Report on Sinabung (Indonesia) — 30 October-5 November 2013
Smithsonian / US Geological Survey Weekly Volcanic Activity Report, 30 October-5 November 2013
Managing Editor: Sally Kuhn Sennert
Please cite this report as:
Global Volcanism Program, 2013. Report on Sinabung (Indonesia). In: Sennert, S K (ed.), Weekly Volcanic Activity Report, 30 October-5 November 2013. Smithsonian Institution and US Geological Survey.
3.17°N, 98.392°E; summit elev. 2460 m
All times are local (unless otherwise noted)
An eruption began at 0126 on 3 November that generated ash plumes up to 7 km a.s.l. (~23,000 ft) and triggered evacuations from communities within 3 km of the volcano (approximately 1,681 residents); the ash plume drifted W. Rumbling sounds that lasted up to 10 minutes long were noted by staff at the Sinabung Observation Post (~8.5 km from the volcano). News agencies reported that this was the second largest eruption since the 24 October event that displaced more than 3,300 people.
The Alert Level was increased from Level II (Watch) to Level III (Alert) at 0300. A second eruption occurred in the afternoon. PVMBG reported that Sinabung had been erupting more frequently and with increasing energy.
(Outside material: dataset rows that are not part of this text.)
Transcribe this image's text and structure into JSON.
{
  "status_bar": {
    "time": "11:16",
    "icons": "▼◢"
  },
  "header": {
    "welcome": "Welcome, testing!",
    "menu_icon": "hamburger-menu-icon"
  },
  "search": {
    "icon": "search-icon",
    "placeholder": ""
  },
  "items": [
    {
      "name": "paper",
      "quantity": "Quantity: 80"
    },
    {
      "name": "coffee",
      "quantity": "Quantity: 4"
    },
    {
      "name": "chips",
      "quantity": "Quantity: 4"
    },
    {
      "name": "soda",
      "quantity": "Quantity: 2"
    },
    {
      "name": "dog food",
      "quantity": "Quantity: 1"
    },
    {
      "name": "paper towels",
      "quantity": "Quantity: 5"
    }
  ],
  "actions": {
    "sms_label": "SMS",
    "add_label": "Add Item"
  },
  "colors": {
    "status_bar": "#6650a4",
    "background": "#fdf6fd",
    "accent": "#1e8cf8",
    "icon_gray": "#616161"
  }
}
PVMBG reported that elevated seismicity, including events of continuous tremor, was ongoing since 29 October. Relatively small ash explosions were also reported prior to the larger events on 3 November. During 29 October-2 November plumes rose to 200-2,000 m above the summit. Gas measurements conducted during 31 October and 1-2 November showed an SO2 flux of 226-426 tons per day; this was a general decrease in emissions. During 31 October ashfall was noted on the SE flank up to 1 km from the summit.
PVMBG reported that an eruption occurred at 1423 on 5 November. This event lasted for 20 minutes and generated an ash plume up to 3,000 m above the crater that drifted SW. Rumbling sounds were also noted by staff at the observation post. Pyroclastic flows were observed at 1431; the flows extended 1 km down the SE flank. No casualties were reported due to the event. The evacuated residents remained displaced on 5 November.
Geologic Background. Gunung Sinabung is a Pleistocene-to-Holocene stratovolcano with many lava flows on its flanks. The migration of summit vents along a N-S line gives the summit crater complex an elongated form. The youngest crater of this conical andesitic-to-dacitic edifice is at the southern end of the four overlapping summit craters. The youngest deposit is a SE-flank pyroclastic flow 14C dated by Hendrasto et al. (2012) at 740-880 CE. An unconfirmed eruption was noted in 1881, and solfataric activity was seen at the summit and upper flanks in 1912. No confirmed historical eruptions were recorded prior to explosive eruptions during August-September 2010 that produced ash plumes to 5 km above the summit.